Men feeling powerful or having traditional male behavior does put them in the profile of a rapist
Traditional male behavior does not create rapist. That kind of statement is insulting to men in general. The men who worked themselves to death for their families and would readily give up their life for them. I think we have two different idea's of what a traditional man is and was. I think your view of the traditional male is some kind of hideous distortion produced by feminist to convince men and women to hate masculinity.

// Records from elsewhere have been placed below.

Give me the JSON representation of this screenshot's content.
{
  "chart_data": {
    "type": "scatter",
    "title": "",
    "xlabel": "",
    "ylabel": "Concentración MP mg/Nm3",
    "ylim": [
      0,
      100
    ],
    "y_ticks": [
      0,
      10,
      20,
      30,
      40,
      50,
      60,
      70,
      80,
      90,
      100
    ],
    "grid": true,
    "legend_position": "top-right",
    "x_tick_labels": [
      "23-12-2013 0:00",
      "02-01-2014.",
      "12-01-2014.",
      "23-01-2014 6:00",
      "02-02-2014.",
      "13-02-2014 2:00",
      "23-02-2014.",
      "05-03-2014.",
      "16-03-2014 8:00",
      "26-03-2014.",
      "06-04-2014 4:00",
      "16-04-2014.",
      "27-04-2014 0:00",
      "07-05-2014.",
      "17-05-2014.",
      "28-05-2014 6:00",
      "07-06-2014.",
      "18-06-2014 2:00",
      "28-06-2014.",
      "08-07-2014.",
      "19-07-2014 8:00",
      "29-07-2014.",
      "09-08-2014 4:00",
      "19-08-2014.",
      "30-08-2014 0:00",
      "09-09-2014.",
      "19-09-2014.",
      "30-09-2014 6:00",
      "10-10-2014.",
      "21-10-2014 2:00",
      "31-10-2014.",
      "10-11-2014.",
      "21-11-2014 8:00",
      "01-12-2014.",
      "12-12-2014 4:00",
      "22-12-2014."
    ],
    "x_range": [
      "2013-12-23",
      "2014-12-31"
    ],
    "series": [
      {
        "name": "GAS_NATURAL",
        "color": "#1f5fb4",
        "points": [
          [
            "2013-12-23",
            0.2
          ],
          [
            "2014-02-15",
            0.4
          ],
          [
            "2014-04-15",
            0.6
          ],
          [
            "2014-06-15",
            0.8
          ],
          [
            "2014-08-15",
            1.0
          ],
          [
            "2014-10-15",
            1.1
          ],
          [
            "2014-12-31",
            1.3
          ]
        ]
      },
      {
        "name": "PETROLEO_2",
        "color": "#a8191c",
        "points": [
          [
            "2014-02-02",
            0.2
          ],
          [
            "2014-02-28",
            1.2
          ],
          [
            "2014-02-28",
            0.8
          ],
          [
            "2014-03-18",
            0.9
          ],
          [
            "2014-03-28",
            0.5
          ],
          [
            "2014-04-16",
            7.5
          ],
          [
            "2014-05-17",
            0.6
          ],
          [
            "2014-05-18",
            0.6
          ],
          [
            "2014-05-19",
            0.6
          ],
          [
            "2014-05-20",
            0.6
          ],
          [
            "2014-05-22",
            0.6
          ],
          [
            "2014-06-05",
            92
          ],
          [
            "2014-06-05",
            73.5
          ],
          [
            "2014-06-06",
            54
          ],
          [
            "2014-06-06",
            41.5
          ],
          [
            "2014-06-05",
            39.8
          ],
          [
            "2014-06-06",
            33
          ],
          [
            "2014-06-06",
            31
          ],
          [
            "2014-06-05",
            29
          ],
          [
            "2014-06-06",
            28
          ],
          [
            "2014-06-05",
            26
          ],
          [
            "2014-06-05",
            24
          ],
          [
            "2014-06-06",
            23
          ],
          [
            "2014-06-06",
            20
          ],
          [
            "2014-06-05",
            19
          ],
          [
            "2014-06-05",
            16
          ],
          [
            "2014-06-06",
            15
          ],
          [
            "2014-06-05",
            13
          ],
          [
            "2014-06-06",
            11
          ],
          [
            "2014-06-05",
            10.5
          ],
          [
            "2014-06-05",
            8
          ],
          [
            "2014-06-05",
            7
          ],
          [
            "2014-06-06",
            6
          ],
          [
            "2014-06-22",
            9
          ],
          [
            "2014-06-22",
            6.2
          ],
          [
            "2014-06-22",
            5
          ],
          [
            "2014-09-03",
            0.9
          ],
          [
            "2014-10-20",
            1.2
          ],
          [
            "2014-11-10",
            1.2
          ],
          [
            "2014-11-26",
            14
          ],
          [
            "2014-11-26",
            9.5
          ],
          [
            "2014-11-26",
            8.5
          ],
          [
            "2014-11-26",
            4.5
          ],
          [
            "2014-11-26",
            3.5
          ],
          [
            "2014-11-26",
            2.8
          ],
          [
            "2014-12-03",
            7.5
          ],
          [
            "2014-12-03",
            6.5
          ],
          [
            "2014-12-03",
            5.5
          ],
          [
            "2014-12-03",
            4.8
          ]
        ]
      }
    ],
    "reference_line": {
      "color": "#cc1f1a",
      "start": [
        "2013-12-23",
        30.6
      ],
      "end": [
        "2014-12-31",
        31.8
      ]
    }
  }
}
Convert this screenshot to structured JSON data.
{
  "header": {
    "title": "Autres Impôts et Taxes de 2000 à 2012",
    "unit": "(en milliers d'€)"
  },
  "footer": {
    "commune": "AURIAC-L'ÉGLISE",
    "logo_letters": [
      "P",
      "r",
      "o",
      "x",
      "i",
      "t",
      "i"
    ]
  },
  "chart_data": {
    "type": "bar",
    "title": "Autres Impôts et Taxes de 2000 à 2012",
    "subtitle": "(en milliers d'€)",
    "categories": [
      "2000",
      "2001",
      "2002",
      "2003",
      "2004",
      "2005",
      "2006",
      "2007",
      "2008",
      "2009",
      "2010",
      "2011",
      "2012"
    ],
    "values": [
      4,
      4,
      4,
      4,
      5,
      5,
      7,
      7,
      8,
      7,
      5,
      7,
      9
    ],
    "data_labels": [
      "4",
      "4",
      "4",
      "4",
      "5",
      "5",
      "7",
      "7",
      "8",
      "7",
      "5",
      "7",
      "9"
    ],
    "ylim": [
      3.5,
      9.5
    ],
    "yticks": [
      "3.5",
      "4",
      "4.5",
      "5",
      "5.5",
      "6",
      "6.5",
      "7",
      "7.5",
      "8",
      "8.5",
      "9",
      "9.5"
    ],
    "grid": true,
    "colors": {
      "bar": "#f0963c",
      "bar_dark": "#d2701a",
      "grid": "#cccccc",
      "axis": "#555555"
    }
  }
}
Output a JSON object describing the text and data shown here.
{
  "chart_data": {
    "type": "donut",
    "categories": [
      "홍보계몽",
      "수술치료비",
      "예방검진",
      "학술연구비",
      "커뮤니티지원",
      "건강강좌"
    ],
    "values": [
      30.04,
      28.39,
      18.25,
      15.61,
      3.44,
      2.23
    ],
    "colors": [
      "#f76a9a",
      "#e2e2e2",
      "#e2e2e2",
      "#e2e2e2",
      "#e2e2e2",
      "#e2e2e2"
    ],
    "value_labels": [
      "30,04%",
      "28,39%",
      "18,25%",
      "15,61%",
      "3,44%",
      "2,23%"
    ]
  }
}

I no more think the traditional male is evil than I would a traditional female. These people were not advocates of rape nor were they accepting of it as a community. Rape has always been a crime, along with murder, assault, even if their were different attitudes about domestic violence traditional people would demand the death penalty for rapist. Modern attitudes towards rape descend directly from their deep desire to protect the virtue of women. That is why the topic get's so much attention, more than any other form of violence including murder. Don't blame masculinity or male virtues for rape. Blame rapist and their desire to force women into sexual acts. Attacking an entire gender for something like that is perpetrating a horrible slander on our sons and fathers.
Thank you for delving deeper into the factors that contribute to the rape culture of the U.S. So many Americans are ignorant (some willfully so) to these social dynamics, and the result is the kind of attack we're seeing on women by the GOP and the Tea Party.